Holmes missing NRL's Sharks but happy with NFL switch
Valentine Holmes says he will "miss" not featuring for Cronulla Sharks in 2019, but insists he is happy he will be learning how to play American football instead when the new NRL season begins.
The campaign begins next week and Holmes, whose 22-try haul in 2018 was bettered by only David Fusitu'a, will be on the other side of the world in Florida, relying on Twitter updates to see how the Sharks fare.
That is because the 23-year-old Australia international has elected to follow in the footsteps of Jarryd Hayne and Jordan Mailata and transfer from rugby league to the NFL.
Yet while that journey and the potential of a spot on one of the 32 NFL franchises' 53-man rosters excites Holmes, he concedes he still holds fond memories of his previous career.
"Of course you will always miss where you've been playing pretty much your whole life," Holmes told Omnisport.
"But I'm still happy with where I am at the moment.
Another chapter begins. pic.twitter.com/MhG6jwzypv— Valentine Holmes (@val_holmes1) January 24, 2019
"I haven't worked out how I'm going to watch the [NRL] games, I don't think I'll be able to watch it as you can only watch games in certain countries.
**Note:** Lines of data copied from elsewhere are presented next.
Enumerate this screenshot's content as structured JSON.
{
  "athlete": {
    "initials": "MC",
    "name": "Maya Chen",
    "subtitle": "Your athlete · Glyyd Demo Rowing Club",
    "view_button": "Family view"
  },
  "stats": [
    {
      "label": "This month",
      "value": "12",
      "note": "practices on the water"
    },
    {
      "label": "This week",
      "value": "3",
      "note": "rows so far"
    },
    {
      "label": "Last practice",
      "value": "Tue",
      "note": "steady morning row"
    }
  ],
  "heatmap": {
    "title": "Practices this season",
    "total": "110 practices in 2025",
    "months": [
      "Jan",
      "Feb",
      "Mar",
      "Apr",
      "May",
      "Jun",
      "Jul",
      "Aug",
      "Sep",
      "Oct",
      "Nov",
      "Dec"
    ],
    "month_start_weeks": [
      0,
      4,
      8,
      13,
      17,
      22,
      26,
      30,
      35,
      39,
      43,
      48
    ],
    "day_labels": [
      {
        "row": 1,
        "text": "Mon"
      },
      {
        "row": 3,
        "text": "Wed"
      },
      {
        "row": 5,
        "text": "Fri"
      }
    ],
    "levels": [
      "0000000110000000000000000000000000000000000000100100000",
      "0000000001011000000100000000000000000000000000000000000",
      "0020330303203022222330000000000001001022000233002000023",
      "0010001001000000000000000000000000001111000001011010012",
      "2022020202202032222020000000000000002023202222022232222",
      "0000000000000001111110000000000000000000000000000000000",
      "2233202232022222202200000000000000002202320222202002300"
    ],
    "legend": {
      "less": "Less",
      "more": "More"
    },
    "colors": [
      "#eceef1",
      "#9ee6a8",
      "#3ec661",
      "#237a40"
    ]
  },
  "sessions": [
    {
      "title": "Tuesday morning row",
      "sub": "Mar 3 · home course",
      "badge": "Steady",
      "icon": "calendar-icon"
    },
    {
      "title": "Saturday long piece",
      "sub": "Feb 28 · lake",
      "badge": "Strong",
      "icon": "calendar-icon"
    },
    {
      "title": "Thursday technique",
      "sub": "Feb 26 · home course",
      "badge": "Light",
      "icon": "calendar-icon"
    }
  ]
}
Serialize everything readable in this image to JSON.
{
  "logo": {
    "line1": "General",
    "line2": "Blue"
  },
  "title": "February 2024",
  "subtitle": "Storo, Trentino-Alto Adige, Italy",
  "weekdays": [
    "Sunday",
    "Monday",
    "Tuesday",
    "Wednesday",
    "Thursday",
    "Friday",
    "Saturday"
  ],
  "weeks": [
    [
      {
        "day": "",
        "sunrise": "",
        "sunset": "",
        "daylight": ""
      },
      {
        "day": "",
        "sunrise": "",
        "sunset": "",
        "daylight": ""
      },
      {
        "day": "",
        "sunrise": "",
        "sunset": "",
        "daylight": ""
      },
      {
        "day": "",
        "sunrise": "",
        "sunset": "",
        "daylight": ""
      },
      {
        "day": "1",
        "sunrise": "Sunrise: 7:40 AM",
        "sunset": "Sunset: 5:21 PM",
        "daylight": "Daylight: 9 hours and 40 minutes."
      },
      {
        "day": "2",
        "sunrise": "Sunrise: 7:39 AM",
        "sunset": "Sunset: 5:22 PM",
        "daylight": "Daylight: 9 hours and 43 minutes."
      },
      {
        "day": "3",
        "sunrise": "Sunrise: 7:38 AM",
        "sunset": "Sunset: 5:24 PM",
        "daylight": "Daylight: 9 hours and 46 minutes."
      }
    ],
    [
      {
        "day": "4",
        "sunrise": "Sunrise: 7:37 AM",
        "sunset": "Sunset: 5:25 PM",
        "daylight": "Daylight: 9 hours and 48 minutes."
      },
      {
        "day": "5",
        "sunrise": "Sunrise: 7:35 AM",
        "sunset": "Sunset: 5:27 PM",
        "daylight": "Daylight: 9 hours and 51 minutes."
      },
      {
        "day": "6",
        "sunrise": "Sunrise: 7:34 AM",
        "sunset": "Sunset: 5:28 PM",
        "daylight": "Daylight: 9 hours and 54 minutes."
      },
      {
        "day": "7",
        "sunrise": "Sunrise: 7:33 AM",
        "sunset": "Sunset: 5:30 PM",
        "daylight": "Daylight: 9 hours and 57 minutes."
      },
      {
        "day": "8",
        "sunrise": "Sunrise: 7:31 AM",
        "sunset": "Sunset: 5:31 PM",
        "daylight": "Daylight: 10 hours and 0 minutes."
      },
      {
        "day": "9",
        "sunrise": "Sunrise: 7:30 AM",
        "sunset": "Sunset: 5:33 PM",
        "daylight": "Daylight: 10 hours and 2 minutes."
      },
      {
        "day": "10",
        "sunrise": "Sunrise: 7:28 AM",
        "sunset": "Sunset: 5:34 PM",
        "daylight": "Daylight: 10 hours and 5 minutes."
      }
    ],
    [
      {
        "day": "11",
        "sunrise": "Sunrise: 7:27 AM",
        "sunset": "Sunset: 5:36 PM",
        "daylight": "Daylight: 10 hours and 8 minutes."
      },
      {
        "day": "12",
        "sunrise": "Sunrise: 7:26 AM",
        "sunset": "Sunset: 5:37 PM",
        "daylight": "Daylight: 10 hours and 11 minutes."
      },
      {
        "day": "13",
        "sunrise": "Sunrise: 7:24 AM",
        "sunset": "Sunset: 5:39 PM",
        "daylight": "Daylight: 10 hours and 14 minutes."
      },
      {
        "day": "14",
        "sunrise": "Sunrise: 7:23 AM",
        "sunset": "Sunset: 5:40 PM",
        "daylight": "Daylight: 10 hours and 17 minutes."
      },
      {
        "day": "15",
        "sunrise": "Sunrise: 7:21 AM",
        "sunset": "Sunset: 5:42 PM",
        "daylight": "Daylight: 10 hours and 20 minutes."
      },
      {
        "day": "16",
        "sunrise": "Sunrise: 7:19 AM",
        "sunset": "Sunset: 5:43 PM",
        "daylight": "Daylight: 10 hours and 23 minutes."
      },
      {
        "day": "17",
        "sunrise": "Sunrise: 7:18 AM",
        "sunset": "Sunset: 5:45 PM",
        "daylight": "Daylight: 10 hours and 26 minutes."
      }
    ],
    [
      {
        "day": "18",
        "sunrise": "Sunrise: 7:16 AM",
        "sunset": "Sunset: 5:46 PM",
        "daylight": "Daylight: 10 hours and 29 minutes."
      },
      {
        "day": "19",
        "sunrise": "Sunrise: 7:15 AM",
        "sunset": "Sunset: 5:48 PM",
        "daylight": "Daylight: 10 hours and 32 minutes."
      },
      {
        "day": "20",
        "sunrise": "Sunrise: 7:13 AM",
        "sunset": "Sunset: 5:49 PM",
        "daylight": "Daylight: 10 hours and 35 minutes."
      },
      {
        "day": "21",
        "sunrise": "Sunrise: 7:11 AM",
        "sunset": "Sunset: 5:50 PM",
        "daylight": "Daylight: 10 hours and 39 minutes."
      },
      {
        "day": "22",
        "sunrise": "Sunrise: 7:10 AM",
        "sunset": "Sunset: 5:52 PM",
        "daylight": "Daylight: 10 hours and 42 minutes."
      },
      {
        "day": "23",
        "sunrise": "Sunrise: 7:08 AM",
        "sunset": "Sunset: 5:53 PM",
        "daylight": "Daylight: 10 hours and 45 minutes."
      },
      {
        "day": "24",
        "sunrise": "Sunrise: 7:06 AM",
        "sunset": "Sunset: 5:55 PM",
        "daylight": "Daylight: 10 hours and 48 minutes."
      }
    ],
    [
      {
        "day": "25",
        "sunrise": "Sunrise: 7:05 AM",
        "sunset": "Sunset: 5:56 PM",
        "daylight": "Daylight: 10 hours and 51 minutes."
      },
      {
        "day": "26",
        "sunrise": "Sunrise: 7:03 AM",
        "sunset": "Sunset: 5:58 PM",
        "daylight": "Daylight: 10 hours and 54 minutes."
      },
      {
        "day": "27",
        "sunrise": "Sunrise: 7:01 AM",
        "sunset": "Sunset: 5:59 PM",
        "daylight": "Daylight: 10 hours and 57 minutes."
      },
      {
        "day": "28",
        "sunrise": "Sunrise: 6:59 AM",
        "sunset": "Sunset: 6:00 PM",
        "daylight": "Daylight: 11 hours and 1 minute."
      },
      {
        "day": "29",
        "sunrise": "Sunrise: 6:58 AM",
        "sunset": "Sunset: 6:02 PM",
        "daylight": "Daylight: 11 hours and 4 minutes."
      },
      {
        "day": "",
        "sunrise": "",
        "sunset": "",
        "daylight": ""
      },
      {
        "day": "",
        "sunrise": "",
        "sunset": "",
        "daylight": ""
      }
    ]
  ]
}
I'll obviously keep an eye on the scores and follow how the Sharks are getting on on Twitter."
Holmes' exit has been just one story in the Sharks' wild offseason, with salary-cap breaches resulting in a fine and a penalty, and contributing to the departure of head coach Shane Flanagan and the upcoming exit of chief executive Barry Russell.
"There have not been good times at the club, but hopefully they'll overcome them," Holmes added.
"I saw they've got a new sponsor in and they've won their trial matches so that's good."
Holmes' trial is of a new sport, with the seed of a possible switch planted during a trip to Los Angeles in 2016, a year before he contributed a record 12 tries during Australia's victorious World Cup campaign.
The former Sharks full-back has been spending 12 hours a day learning the gridiron ropes, with much of that time dedicated to understanding playbooks, and he is likely still at least a year away from making an NFL team's active roster.
However, Holmes, who expects to be a running back in the NFL, insists he is at the right age to make such a transition and knows he could be a trailblazer for others in Australia and further afield.
"It's obviously a really tough sport to come into," Holmes admitted.
"It shows there is a pathway for that sport if you don't go to a college. It's good to show other guys around the world that there is a route for any international player.
"I had a year left on my [Sharks] contract and I'm happy I made this decision to come over and have a crack at this."